From Lapham’s Quarterly:

Tim Burton’s Ed Wood is among the most touching, incisive, and thrillingly peculiar testaments to the power of friendship. Filmed in black and white, the 1994 biopic celebrates the way that a friend can persuade us that we are not alone in the world, the way that a friend can embolden us to become the person we were born to be, to do the things that, we believe, we were put on earth to accomplish. In the case of Edward D. Wood Jr. (played by Johnny Depp), that consuming ambition—that foundational desire—was to write and direct low-budget, crude, unintentionally hilarious 1950s B-movies (Plan 9 from Outer SpaceBride of the Monster) while wearing a blond wig, high heels, and his girlfriend’s angora sweaters.

In Burton’s version, the would-be auteur has an unsurprisingly hard time finding someone who can comprehend, let alone share, his dream until he is befriended by Bela Lugosi: lonely, poor, elderly, long past the end of his career as a star of Hollywood horror films, most famously Dracula. After their meeting—appropriately, in a funeral parlor—and despite the difference in their ages and backgrounds, the two men grow to need and love each other.

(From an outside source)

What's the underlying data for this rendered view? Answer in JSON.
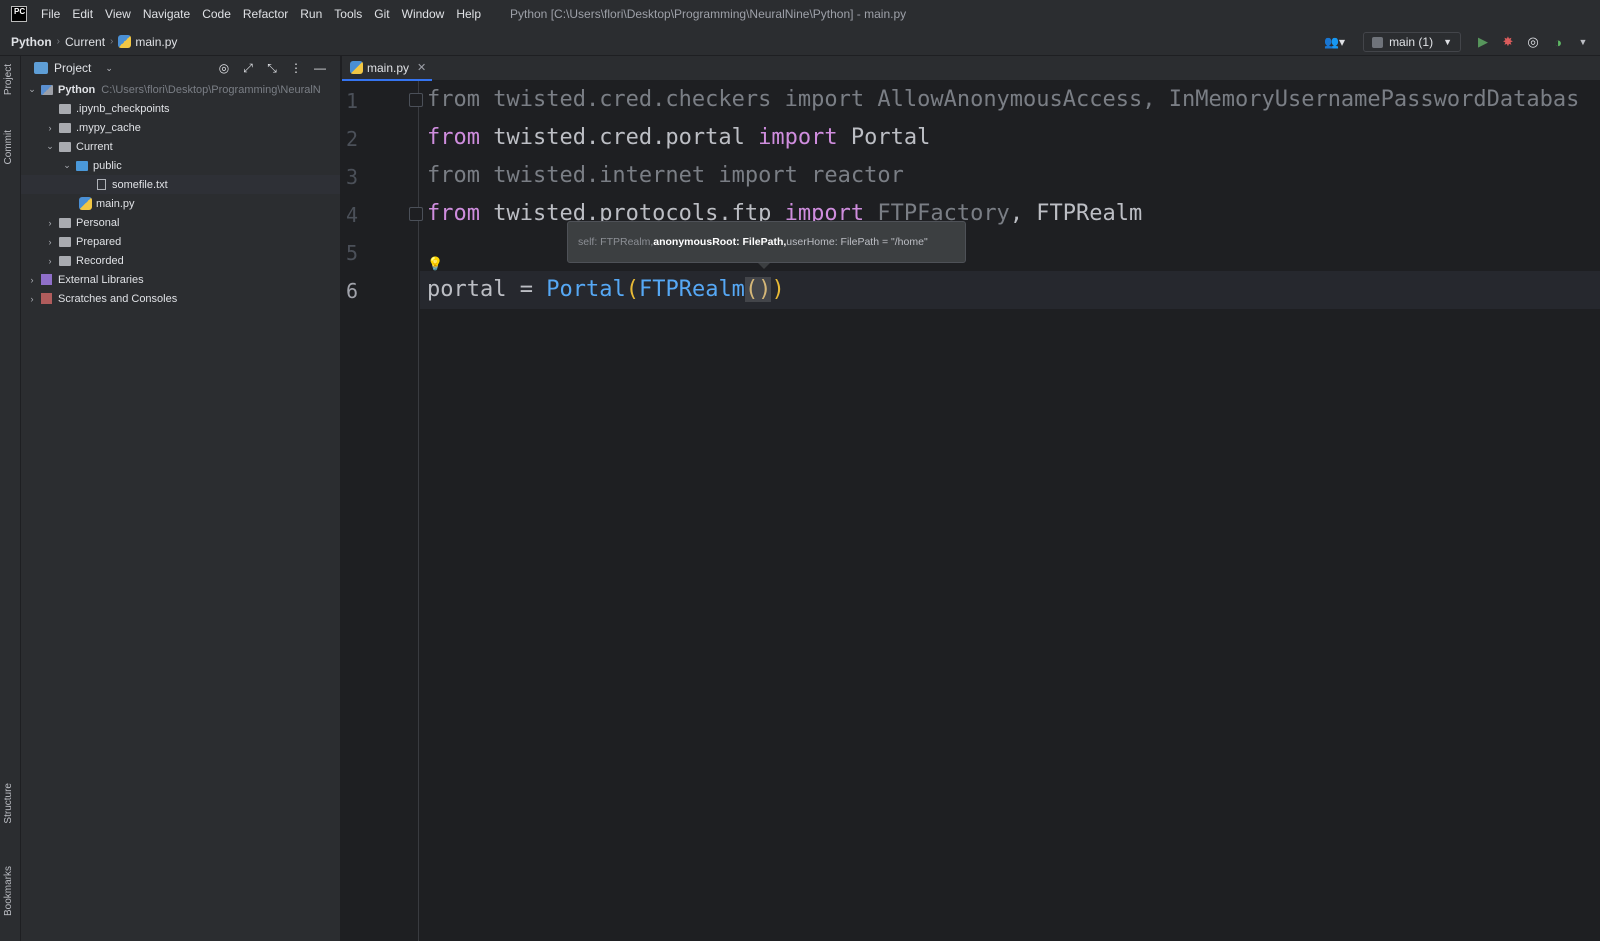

Brilliantly played by Martin Landau, Lugosi not only acts in Wood’s movies and gives each scene his all—at one point he jumps into the water to wrestle a broken mechanical octopus—but also encourages Wood’s belief in their vocation: the higher purpose of their art. Their eccentricities complement each other’s, and their dedication to the magic (in this case, the rough magic) of cinema makes their eyes gleam with the same lunatic visionary light. Wood could never do what he does without Lugosi, and their friendship literally keeps Lugosi alive.